Bob wants to say hello to Alice and sends her a message.
Alice’s XMPP server cannot route Bob’s message directly to her iPhone but instead publishes an item at the pubsub service it was told about. It needs the node name and the password it received earlier for that.
The chatninja app server gets notified about the published item. It crafts a push notification request and sends it to Apple’s push notification service, including the token identifying Alice’s iPhone.
Alice’s iPhone receives the push notification. Chatninja wakes up and connects to the XMPP server to pick up Bob’s message.
In order to understand why I did certain things it’s nice to know my motivation for working on this project. I wanted to provide a missing puzzle piece for seamlessly working instant messaging clients on the different mobile operating systems. As mentioned earlier XEP-0357 only specifies what XMPP servers should do and leaves the app server part to app developers. Lance Stout told me the reason for this: XMPP can be used for many things, not only instant messaging and thus app developers should be able to decide when their apps receive push notifications and when not. That’s not the best foundation for the instant messaging use case because every developer of a messaging app would have to take care of the app server too. That’s why besides the XMPP server part I implemented a generic instant messaging app server as part of mod_push, my ejabberd module. With mod_pubsub and mod_push ejabberd thus can provide an all-in-one solution to the push problem, at least for instant messaging.
As I said earlier Mozilla SimplePush and Ubuntu Push are different than the other services in one aspect. They don’t require per-app authentication. So Ubuntu phone or Firefox OS users can run their own app server. They just need to activate the internal app server in their mod_push configuration. On the other platforms apps have to use an external app server run by the app developer. mod_push allows both setups.
That’s not all. Other XMPP servers like prosody should get invited to the party too. So I started oshiya. Oshiya is an XMPP component which is an app server with the same XMPP interface as mod_push. So clients can choose between ejabberd with mod_push installed or any XMPP server with oshiya connected. Both setups should be compatible. I hope this will help spread push in the XMPP world.
Both mod_push and oshiya will support the same set of push services (for implementation status see the next section). These are:
- APNS (Apple push notification service)
- GCM (Google cloud messaging)
- Mozilla SimplePush
- Ubuntu Push
- WNS (Windows notification service)
An important implementation detail is how ejabberd distinguishes between connected and disconnected clients. mod_push uses stream management’s resumption feature for that.
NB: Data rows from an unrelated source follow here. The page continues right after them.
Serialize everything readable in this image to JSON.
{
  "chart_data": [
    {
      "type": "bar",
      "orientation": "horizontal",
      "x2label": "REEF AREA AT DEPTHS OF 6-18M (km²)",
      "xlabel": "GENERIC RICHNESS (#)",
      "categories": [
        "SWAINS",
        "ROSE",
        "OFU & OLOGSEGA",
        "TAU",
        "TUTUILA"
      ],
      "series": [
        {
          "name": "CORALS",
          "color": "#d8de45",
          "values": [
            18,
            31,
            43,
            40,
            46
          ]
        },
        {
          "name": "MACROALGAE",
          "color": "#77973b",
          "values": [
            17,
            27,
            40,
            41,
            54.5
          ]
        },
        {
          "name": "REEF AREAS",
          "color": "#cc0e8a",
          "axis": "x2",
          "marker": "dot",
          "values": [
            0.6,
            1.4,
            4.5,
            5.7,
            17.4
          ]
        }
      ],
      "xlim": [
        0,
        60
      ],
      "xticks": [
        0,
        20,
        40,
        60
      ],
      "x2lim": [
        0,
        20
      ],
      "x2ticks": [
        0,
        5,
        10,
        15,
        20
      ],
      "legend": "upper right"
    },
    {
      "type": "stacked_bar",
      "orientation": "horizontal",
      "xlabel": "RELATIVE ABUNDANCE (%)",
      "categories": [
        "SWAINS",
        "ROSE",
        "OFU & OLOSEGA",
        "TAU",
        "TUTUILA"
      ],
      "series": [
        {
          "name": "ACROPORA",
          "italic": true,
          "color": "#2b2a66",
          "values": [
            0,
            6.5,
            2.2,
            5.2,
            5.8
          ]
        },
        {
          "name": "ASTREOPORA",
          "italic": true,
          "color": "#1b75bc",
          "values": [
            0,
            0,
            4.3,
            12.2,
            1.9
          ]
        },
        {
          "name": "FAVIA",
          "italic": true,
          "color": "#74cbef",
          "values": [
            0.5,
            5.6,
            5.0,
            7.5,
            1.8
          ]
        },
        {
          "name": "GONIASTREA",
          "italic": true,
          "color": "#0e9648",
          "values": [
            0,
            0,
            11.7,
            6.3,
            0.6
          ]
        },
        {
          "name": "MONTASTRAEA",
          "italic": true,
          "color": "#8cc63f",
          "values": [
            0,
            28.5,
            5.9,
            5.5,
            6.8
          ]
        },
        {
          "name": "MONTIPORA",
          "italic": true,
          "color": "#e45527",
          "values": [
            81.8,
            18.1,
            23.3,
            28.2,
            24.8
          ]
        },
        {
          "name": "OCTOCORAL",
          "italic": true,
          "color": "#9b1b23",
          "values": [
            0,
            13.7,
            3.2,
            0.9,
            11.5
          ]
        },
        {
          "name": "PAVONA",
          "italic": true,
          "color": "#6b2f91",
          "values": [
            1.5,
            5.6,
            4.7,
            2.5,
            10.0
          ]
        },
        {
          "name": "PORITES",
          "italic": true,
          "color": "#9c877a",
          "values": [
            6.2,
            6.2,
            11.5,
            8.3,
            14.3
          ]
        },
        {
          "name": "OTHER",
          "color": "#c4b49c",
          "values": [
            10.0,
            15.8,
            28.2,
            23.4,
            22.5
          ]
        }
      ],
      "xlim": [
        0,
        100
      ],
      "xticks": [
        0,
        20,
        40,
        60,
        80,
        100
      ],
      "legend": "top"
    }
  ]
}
Clients are expected to close their connection when they’re about to be stopped. If a client enabled push before, mod_push will initiate push notifications from now on until the client resumes its XMPP stream. Another approach would be to close the XMPP stream completely when the app is stopped. The advantage of my approach is that clients will keep their presence state which is important for MUC rooms for example.
Both mod_push and oshiya still require some work. Right now mod_push is the more mature project. It made some modifications of ejabberd necessary which are not yet merged back into master. So running mod_push currently requires my ejabberd branch. Hopefully this will change soon.
oshiya does not support all push services yet (Mozilla SimplePush and WNS are missing). It does not support service discovery yet either. Besides that I will try to build oshiya packages for popular linux distributions soon (help is very welcome) and I’ll write more documentation too.
Last but not least I’ll cooperate with app developers and try and help fixing issues that might come up. I know of some people who are already actively working on mobile XMPP apps supporting push. Of course everyone is invited to try my software and file bug reports.
If you wonder how mobile XMPP’s future will look like you should also have a look at another important project in this year’s GSoC. I’m quite optimistic.